数日後、入学式の朝がやってきました。蒼太は新しいランドセルを背負って、嬉しそうに玄関に立っています。
「バーアバ、見て! かっこいいでしょ?」
私は涙が出そうになるのをこらえて言いました。
「とってもかっこいいわよ、蒼太」
しかし、み咲が突然こう言ったのです。冒頭の言葉が放たれた瞬間でした。
「お母さんは家族ではありません。帰ってください」
その後、入学式に向かう車の中で、私は静かに計画を練り始めました。もはや涙はありませんでした。私にできることは、全て準備しておくこと。司法書士に電話をし、弁護士にも連絡をしました。夕方、蒼太がランドセルを背負ったまま私の部屋に来ました。
「バーアバ、今日ね、ママが言ってたよ。バーアバはここにいられないんだって」
私は蒼太を抱きしめました。
「蒼太、バーアバはずっとあなたの味方よ」
「ほんと?」
「本当よ」
その夜、私は一つの書類を机の上に広げました。それは、この家と全財産を蒼太に生前贈与するための書類でした。み咲にも拓也にも、何も知られてはなりません。蒼太が大人になった時、この財産は蒼太のものになる。私がみ咲たちに排除された分、せめて蒼太の未来だけは守りたい。翌朝、私は弁護士の事務所を訪れました。書類を提出し、蒼太の教育費も別途、信託しておくことにしました。
その帰り道、スマートフォンが鳴りました。画面を見ると、み咲からです。
「お母さん、今日、ちょっと話があるんですが。夕方、リビングでお願いします」
声のトーンはいつもと違い、どこか勝ち誇っていました。私は静かに息を吸って、短く答えました。
「分かりました」
夕方、リビングに家族が集まりました。み咲が一枚の書類をテーブルに置きます。
「お母さん、これは『老人ホーム入居申込書』です。来月から入居できることになりました。なので、今月中にこの家を出てください」
拓也が何か言おうとしましたが、口を開いたのはみ咲のほうでした。
「もう決めたことです。書類にサインしてください」
冷たい沈黙の中、私はゆっくりと立ち上がりました。そして言いました。
「ええ、分かりました。ただし、一つだけ確認させてください」
そう言って、私は机の引き出しから一冊のファイルを取り出しました。不動産登記簿と、遺言書。そして、先ほど弁護士と交わした書類の控え。ゆっくりとテーブルの上に並べました。み咲の顔色が変わるのを見て、私はつづけました。

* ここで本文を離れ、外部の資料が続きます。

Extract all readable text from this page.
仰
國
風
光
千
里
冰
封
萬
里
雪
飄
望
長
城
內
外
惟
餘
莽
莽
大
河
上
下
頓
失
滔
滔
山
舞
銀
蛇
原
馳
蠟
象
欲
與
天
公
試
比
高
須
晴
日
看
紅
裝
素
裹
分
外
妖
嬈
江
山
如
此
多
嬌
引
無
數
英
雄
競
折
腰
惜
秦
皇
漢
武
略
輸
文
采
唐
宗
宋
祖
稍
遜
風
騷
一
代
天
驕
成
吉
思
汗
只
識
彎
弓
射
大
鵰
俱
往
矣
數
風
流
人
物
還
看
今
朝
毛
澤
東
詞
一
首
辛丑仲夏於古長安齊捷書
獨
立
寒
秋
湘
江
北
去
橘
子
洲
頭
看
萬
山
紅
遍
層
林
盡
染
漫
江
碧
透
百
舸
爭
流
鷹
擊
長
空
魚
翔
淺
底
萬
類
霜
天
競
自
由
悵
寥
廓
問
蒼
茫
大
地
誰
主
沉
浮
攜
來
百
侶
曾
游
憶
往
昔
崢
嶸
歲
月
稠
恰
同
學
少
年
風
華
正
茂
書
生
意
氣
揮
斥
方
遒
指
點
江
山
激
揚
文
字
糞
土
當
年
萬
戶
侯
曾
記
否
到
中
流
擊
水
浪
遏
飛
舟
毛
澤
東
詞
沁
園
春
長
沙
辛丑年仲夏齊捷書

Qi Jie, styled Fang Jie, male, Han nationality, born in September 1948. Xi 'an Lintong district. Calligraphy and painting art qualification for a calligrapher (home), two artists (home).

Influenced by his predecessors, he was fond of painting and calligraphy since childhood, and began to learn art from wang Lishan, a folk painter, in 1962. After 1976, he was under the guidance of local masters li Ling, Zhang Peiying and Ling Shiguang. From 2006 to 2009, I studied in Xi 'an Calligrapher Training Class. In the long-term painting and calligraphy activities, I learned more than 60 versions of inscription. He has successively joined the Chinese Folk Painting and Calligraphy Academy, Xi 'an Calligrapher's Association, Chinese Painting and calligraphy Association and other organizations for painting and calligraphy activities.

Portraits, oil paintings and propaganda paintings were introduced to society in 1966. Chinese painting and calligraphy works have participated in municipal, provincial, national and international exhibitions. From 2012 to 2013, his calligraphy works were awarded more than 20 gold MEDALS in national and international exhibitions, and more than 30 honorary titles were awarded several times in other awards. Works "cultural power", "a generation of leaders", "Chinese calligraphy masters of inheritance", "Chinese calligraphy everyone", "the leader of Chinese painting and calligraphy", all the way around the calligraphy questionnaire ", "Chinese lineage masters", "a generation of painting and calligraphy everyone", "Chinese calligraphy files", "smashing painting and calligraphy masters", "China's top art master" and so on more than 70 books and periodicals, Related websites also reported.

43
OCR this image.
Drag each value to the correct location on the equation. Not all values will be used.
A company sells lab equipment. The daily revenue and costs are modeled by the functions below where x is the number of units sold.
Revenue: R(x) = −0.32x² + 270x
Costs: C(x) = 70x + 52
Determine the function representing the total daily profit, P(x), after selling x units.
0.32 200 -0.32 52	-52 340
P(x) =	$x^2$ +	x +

「この家は、私の名義です。蒼太に生前贈与しました。もう私の所有ではありません」
「そ、そんな…」
「み咲さん、あなたは私を排除しようとしたけれど、この家はもう蒼太のものです。あなたたちに譲るという選択肢は、もうありません」
み咲の顔が真っ青になりました。拓也は何が起こったのか分からず、ただ呆然としています。私は立ち上がり、リビングのドアに向かいました。部屋を出る直前、振り返ってこう言いました。
「そして、この家を売却した場合も、蒼太に教育資金として振り込まれます。あなたたちが自由に使うことはできません」
こうして私は、自分でこの家を出ることにしました。ただ、蒼太のためだけに残したものは、絶対に守り抜いてみせます。